Chciałabym cię namalować, lecz brakuje kolorów, bo jest ich tak wiele, w mojej dezorientacji, namacalnej formie mojej bezbrzeżnej miłości. – mawiała.
Anatomia
La heroina del dolor (królowa bólu) – nie bez powodu właśnie tak Frida była nazywana w rodzimym Meksyku. W młodości została ofiarą poważnego wypadku komunikacyjnego, w którego następstwie doznała wielu urazów i zmuszona była przejść ponad 30 operacji. Tak tragiczne wydarzenia odcisnęły ogromne piętno na jej twórczości. Prace malarki pełne są odniesień do ludzkiego ciała, bólu jakim jest naznaczone i od którego żadnym sposobem nie można uciec.
Meksykański wzór
Styl Fridy, w życiu i malarstwie, charakteryzował eklektyzm. Lubiła bawić się kolorem, teksturami i akcentami zaczerpniętymi z bogatej kultury meksykańskiej i indiańskiej.
Drzewo życia
W wyniku wypadku Frida doznała urazów, które odebrały jej szansę na macierzyństwo. Pomimo trzykrotnego zajścia w ciążę, nie doczekała się swego wymarzonego dziecka. W malarstwie poprzez motywy korzeni często nawiązywała do kwestii płodności, do metaforycznego „drzewa życia”.
Woda
Symbol wody niewątpliwie był dla Fridy źródłem inspiracji. To woda jawi się przecież jako podstawowe źródło istnienia i symbolizuje jego nieustającą zmienność. Może dawać i jednocześnie odbierać. Oczyszczać i pustoszyć. Jest synonimem biegu życia i żywiołem, z którym każdemu z nas przyjdzie się zmierzyć.
Zwierzęta
Zwierzęta to nieodłączni towarzysze Fridy. Otaczały ją w świecie realnym, a co za tym idzie, również w tym przeniesionym na płótno. Studiując jej temperament, artystyczną duszę i barwne uosobienie, można śmiało powiedzieć, że ze zwierzętami jej do twarzy.

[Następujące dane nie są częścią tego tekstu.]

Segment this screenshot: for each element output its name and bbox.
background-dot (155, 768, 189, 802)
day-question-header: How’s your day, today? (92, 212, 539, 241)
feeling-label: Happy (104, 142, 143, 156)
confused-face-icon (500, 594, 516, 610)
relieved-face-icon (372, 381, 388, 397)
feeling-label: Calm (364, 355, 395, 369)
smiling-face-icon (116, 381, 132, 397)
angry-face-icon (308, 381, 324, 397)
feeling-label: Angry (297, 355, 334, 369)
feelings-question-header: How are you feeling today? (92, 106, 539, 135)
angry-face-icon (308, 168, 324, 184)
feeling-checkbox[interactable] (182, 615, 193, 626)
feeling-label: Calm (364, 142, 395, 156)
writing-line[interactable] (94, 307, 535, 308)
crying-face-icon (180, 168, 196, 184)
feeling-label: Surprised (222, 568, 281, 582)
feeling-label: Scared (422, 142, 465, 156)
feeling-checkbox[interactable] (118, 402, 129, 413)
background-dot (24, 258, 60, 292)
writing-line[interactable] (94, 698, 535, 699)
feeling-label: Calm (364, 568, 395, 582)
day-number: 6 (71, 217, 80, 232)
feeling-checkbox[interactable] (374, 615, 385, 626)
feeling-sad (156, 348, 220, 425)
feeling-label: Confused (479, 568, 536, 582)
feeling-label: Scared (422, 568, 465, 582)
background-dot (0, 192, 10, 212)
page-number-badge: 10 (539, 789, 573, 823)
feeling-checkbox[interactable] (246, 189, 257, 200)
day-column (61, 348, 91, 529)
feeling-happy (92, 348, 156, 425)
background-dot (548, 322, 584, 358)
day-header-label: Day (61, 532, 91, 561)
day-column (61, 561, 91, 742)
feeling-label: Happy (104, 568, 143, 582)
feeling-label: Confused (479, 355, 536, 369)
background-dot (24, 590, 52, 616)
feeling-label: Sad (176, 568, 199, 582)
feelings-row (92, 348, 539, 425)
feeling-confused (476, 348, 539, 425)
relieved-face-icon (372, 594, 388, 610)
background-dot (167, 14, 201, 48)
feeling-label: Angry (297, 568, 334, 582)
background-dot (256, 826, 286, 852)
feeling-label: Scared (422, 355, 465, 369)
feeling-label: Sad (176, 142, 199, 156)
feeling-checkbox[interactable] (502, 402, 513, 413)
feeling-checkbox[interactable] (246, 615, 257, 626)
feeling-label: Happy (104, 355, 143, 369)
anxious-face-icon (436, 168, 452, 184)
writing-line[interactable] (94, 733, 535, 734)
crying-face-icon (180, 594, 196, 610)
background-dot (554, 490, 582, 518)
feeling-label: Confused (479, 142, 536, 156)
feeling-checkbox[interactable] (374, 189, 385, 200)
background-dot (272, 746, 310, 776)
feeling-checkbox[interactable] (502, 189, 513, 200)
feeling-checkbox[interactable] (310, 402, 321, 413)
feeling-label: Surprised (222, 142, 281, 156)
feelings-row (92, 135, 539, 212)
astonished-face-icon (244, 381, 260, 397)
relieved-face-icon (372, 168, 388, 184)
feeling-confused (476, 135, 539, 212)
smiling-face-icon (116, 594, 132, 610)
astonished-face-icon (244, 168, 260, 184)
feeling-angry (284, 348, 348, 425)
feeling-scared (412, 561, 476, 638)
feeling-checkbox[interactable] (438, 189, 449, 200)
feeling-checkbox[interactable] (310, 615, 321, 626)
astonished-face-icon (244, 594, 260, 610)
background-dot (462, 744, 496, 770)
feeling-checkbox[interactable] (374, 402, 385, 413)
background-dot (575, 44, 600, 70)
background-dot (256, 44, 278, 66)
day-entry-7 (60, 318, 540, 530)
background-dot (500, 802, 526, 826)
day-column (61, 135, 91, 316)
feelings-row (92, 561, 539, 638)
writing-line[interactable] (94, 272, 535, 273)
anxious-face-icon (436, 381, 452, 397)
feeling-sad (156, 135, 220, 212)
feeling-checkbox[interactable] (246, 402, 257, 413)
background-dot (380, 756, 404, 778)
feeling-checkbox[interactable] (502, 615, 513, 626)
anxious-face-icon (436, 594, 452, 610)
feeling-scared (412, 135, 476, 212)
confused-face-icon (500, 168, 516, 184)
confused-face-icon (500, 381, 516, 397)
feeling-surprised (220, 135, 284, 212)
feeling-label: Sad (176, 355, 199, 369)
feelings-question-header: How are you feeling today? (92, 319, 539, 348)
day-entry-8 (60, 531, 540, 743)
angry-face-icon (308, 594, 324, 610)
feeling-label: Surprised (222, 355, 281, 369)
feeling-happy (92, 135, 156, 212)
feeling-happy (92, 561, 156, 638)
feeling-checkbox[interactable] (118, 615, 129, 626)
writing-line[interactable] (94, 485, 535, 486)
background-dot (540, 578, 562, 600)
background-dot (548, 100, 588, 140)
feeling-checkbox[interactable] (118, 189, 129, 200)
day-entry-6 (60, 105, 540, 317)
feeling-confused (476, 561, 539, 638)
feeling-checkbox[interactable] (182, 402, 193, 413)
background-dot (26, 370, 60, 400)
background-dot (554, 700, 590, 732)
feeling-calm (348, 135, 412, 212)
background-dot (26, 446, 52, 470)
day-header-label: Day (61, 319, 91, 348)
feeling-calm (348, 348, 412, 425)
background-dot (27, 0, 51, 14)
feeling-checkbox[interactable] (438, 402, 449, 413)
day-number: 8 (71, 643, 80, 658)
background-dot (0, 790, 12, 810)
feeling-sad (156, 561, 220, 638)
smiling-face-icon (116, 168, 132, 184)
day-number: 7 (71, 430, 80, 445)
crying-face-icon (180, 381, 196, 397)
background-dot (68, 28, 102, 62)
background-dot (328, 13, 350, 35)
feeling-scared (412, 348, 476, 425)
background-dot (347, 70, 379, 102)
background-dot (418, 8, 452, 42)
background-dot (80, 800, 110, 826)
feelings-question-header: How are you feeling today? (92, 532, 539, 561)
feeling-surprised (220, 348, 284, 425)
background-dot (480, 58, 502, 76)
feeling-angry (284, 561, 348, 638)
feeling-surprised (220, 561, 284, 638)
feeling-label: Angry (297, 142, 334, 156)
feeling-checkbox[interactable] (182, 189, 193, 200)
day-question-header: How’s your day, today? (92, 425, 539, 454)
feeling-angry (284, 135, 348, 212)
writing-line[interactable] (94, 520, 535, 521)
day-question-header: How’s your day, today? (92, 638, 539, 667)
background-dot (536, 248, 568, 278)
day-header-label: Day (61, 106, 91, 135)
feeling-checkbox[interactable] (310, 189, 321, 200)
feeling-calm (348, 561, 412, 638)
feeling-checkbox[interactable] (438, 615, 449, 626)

Po co mi stopy, skoro mam skrzydła? – mawiała.
Śmierć
Mam nadzieję, że śmierć jest radosna. Mam nadzieję, że nigdy nie wrócę.

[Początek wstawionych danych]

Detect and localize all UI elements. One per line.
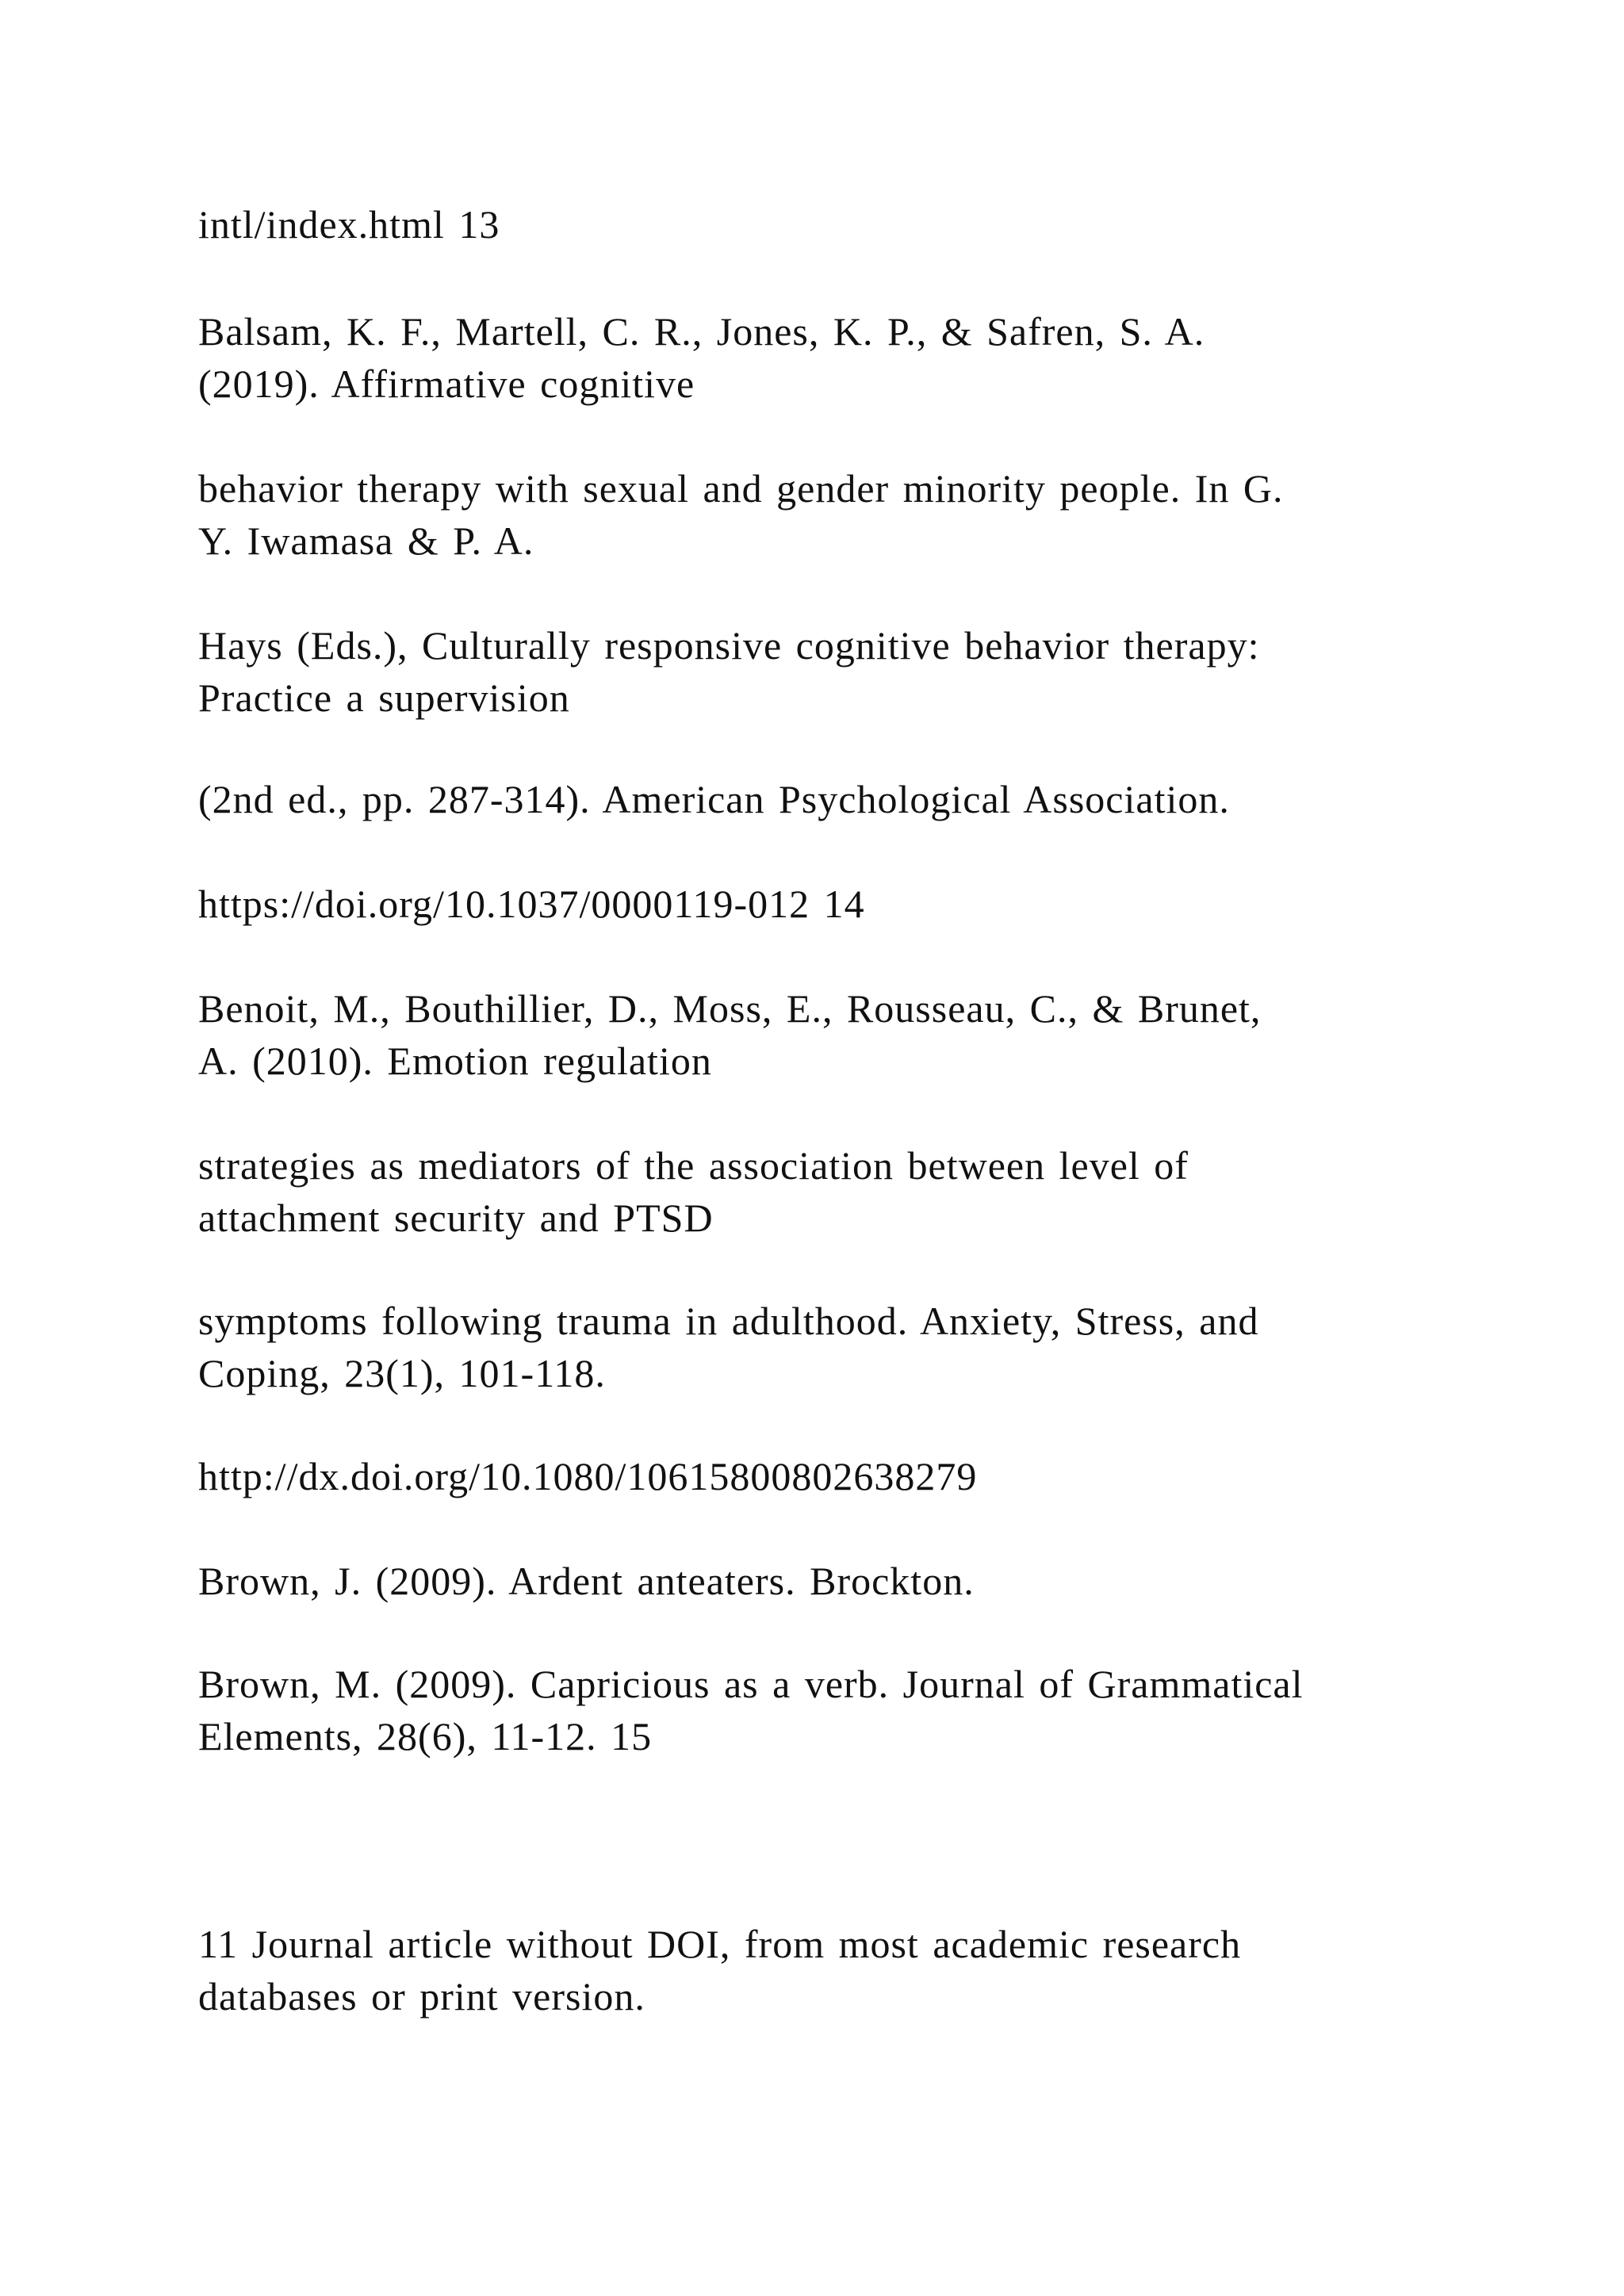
- text-line: http://dx.doi.org/10.1080/10615800802638279: [198, 1454, 978, 1498]
- text-line: Balsam, K. F., Martell, C. R., Jones, K. P., & Safren, S. A.: [198, 309, 1205, 354]
- text-line: (2nd ed., pp. 287-314). American Psychological Association.: [198, 777, 1230, 821]
- reference-entry: [198, 305, 1507, 410]
- text-line: (2019). Affirmative cognitive: [198, 362, 695, 406]
- text-line: Hays (Eds.), Culturally responsive cognitive behavior therapy:: [198, 623, 1260, 668]
- text-line: Coping, 23(1), 101-118.: [198, 1351, 606, 1395]
- reference-fragment: [198, 198, 1507, 251]
- reference-entry-continuation: [198, 462, 1507, 567]
- text-line: A. (2010). Emotion regulation: [198, 1039, 712, 1083]
- reference-entry: [198, 1658, 1507, 1762]
- text-line: Elements, 28(6), 11-12. 15: [198, 1714, 653, 1758]
- reference-entry-continuation: [198, 1295, 1507, 1399]
- text-line: https://doi.org/10.1037/0000119-012 14: [198, 882, 865, 926]
- footnote: [198, 1918, 1507, 2022]
- reference-doi: [198, 1450, 1507, 1502]
- reference-entry-continuation: [198, 619, 1507, 724]
- text-line: strategies as mediators of the association between level of: [198, 1143, 1189, 1188]
- text-line: attachment security and PTSD: [198, 1196, 714, 1240]
- reference-entry: [198, 982, 1507, 1087]
- text-line: Y. Iwamasa & P. A.: [198, 519, 534, 563]
- text-line: 11 Journal article without DOI, from most academic research: [198, 1922, 1242, 1966]
- text-line: databases or print version.: [198, 1974, 645, 2019]
- text-line: symptoms following trauma in adulthood. Anxiety, Stress, and: [198, 1299, 1259, 1343]
- text-line: Benoit, M., Bouthillier, D., Moss, E., Rousseau, C., & Brunet,: [198, 986, 1262, 1031]
- reference-entry: [198, 1555, 1507, 1607]
- text-line: Brown, J. (2009). Ardent anteaters. Brockton.: [198, 1559, 975, 1603]
- text-line: behavior therapy with sexual and gender minority people. In G.: [198, 466, 1284, 511]
- reference-entry-continuation: [198, 1139, 1507, 1244]
- text-line: intl/index.html 13: [198, 202, 500, 247]
- reference-entry-continuation: [198, 773, 1507, 825]
- text-line: Brown, M. (2009). Capricious as a verb. Journal of Grammatical: [198, 1662, 1304, 1706]
- reference-doi: [198, 878, 1507, 930]
- text-line: Practice a supervision: [198, 675, 570, 720]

Było to ostatnie zdanie z dziennika malarki. Zmarła 13 lipca 1954 roku w Meksyku, w swoim domu zwanym „Niebieskim Domem”.
Autoportret
Artystka zapytana dlaczego najczęściej maluje siebie, odpowiedziała:
Maluję, bo jestem sama. Siebie znam najlepiej.

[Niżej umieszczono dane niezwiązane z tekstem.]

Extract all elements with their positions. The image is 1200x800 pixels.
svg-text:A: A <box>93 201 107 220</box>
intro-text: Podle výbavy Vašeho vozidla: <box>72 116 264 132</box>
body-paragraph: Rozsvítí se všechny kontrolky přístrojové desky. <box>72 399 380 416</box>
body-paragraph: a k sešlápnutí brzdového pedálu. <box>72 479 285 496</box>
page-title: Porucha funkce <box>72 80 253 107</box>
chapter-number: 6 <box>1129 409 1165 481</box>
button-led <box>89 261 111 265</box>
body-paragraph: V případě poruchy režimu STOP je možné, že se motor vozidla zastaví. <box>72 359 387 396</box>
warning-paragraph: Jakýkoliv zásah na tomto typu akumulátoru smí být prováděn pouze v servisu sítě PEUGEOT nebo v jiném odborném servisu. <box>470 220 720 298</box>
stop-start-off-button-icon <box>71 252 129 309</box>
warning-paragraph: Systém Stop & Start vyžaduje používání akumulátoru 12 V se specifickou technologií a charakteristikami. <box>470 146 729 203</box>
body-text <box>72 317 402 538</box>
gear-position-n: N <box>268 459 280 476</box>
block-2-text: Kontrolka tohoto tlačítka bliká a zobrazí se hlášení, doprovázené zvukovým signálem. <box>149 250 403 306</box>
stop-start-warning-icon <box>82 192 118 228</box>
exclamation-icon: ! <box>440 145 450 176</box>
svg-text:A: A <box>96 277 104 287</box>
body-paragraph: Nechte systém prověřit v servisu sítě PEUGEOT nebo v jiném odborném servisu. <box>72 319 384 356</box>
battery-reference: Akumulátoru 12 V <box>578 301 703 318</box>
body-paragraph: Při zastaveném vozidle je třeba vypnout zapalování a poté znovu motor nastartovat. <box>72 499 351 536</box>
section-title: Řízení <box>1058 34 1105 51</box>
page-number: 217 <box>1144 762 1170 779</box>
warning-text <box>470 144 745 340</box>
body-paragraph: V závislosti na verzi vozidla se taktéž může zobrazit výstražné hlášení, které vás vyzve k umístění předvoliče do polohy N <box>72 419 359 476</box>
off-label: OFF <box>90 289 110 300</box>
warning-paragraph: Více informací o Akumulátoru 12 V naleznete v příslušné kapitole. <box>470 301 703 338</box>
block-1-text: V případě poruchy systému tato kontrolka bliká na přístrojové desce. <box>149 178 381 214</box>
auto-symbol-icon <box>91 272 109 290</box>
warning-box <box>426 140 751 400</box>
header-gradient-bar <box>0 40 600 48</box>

Dla nas Frida na zawsze pozostanie postacią magiczną. Z niespotykaną cierpliwością i fascynacją przyjmowała wszystko czym częstowało ją życie. Nie mogło zabraknąć tak osobliwego wizerunku w naszej kolekcji Inspiracja jest Kobietą, choć w przypadku Kahlo aż chce się powiedzieć, że to nie inspiracja, a siła. To siła jest kobietą.